Wow, when have you EVER seen an A-10 30 feet off the ground other than passing through on approach or takeoff? My house is 30' tall. Maybe a wingtip dips to 30' sometimes, but I'd have to see it to believe they spend much more than a few seconds at that altitude. Heck, its own bombs would frag it at that altitude.
Look, I love the A10. It has its place in the kind of combat we've done in the last few decades. Yes, its gun is INCREDIBLE. But its day has passed for front-line service in a near-peer conflict in the highest threat environments. It just can't cut it there until air superiority is established and maintained.
The P-51 is sleek, fast, and has six awesome .50 caliber machine guns. I will be in awe and drool over that thing all day, but it doesn't belong in today's battlespace.
The A10 is loved because it makes a highly visible mess of insurgents who are trying to kill our troops. So the troops love it. And we've had so many troops see or even hear of stories of the A10 doing just that over the last 30 years that it makes it hard to kill. Especially when there are vets in Congress that have such fond experiences with it.

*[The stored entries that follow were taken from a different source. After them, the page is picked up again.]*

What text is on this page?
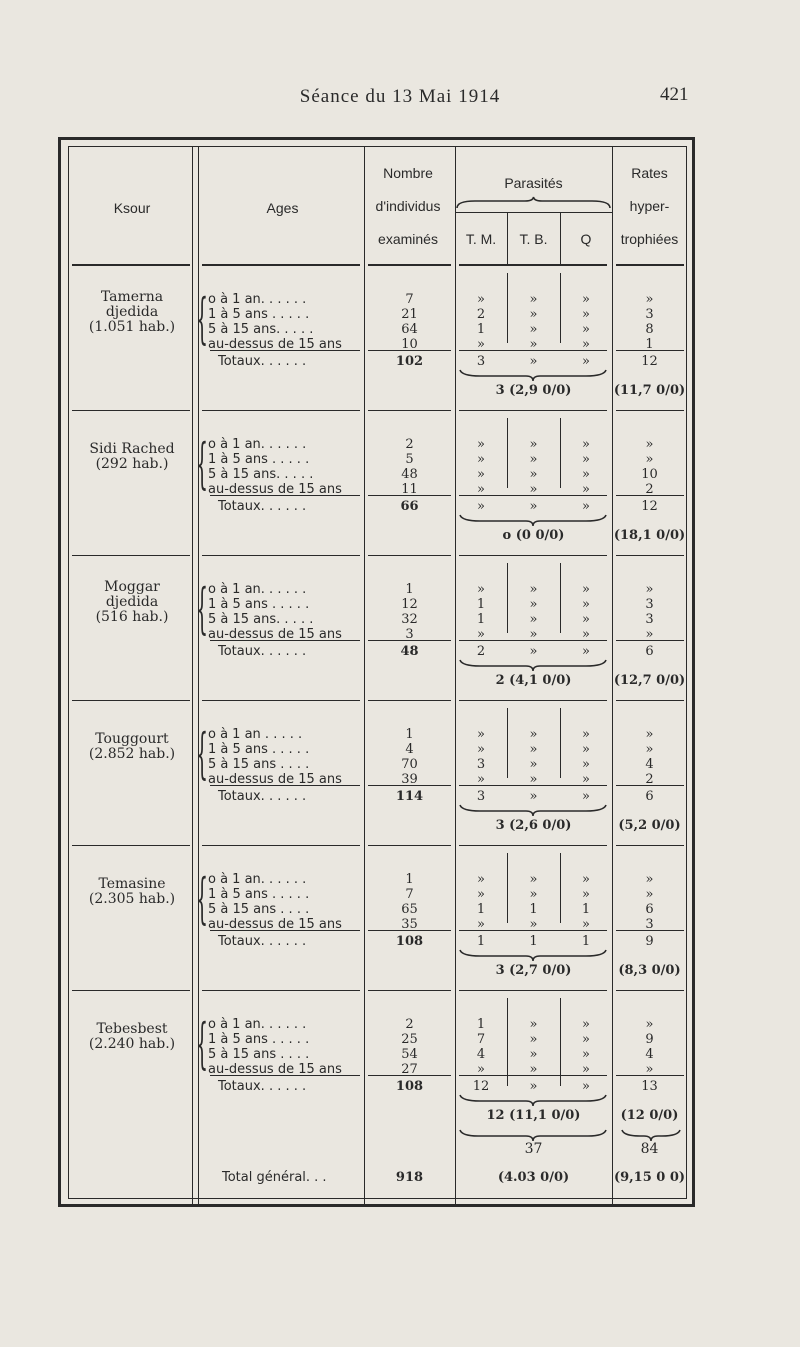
Séance du 13 Mai 1914	421
Ksour	Ages
Nombre
d'individus
examinés
Parasités
T. M.	T. B.	Q
Rates
hyper-
trophiées
Tamerna
djedida
(1.051 hab.) { o à 1 an. . . . . .	7	»	»	»	»
1 à 5 ans . . . . .	21	2	»	»	3
5 à 15 ans. . . . .	64	1	»	»	8
au-dessus de 15 ans	10	»	»	»	1
Totaux. . . . . .	102	3	»	»	12
3 (2,9 0/0)	(11,7 0/0)
Sidi Rached
(292 hab.) { o à 1 an. . . . . .	2	»	»	»	»
1 à 5 ans . . . . .	5	»	»	»	»
5 à 15 ans. . . . .	48	»	»	»	10
au-dessus de 15 ans	11	»	»	»	2
Totaux. . . . . .	66	»	»	»	12
o (0 0/0)	(18,1 0/0)
Moggar
djedida
(516 hab.) { o à 1 an. . . . . .	1	»	»	»	»
1 à 5 ans . . . . .	12	1	»	»	3
5 à 15 ans. . . . .	32	1	»	»	3
au-dessus de 15 ans	3	»	»	»	»
Totaux. . . . . .	48	2	»	»	6
2 (4,1 0/0)	(12,7 0/0)
Touggourt
(2.852 hab.) { o à 1 an . . . . .	1	»	»	»	»
1 à 5 ans . . . . .	4	»	»	»	»
5 à 15 ans . . . .	70	3	»	»	4
au-dessus de 15 ans	39	»	»	»	2
Totaux. . . . . .	114	3	»	»	6
3 (2,6 0/0)	(5,2 0/0)
Temasine
(2.305 hab.) { o à 1 an. . . . . .	1	»	»	»	»
1 à 5 ans . . . . .	7	»	»	»	»
5 à 15 ans . . . .	65	1	1	1	6
au-dessus de 15 ans	35	»	»	»	3
Totaux. . . . . .	108	1	1	1	9
3 (2,7 0/0)	(8,3 0/0)
Tebesbest
(2.240 hab.) { o à 1 an. . . . . .	2	1	»	»	»
1 à 5 ans . . . . .	25	7	»	»	9
5 à 15 ans . . . .	54	4	»	»	4
au-dessus de 15 ans	27	»	»	»	»
Totaux. . . . . .	108	12	»	»	13
12 (11,1 0/0)	(12 0/0)
37	84
Total général. . .	918	(4.03 0/0)	(9,15 0 0)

So politics has extended its life. If I'm an Army General, I'd rather have more F-35's supporting my troops, which are designed more to drop bombs than to be a fighter. But it looks more like a fighter, so people think it can't do the CAS mission. It can. And I'd bet it can do it better than any other platform in a near-peer conflict in a high AAA/SAM environment. It can drop guided SBD's right down the hatch of the threat, from a distance where the troops wouldn't see it, and so it would miss out on some of the glory. But I'd rather the pilot and plane stay safe to fight another day than to come down where I can see it just to make me feel better, to do the same job.
I'll add this, from reading Astro's posts, and others, yes, the A10 would have tremendous support around it from other aircraft. But that's the problem with it. An A10 is going to need a lot more other airplanes involved to successfully fly a mission in a high threat environment than an F-35. Lots more. All of a sudden the very expensive F-35 has a cost advantage, and not just in terms of dollars. In terms of manpower and resources, too.
It would be neat to get a former A-10 pilot in here who now flys the F-35. Bet he or she would not trade the new ride for the old one, any day, in any conflict.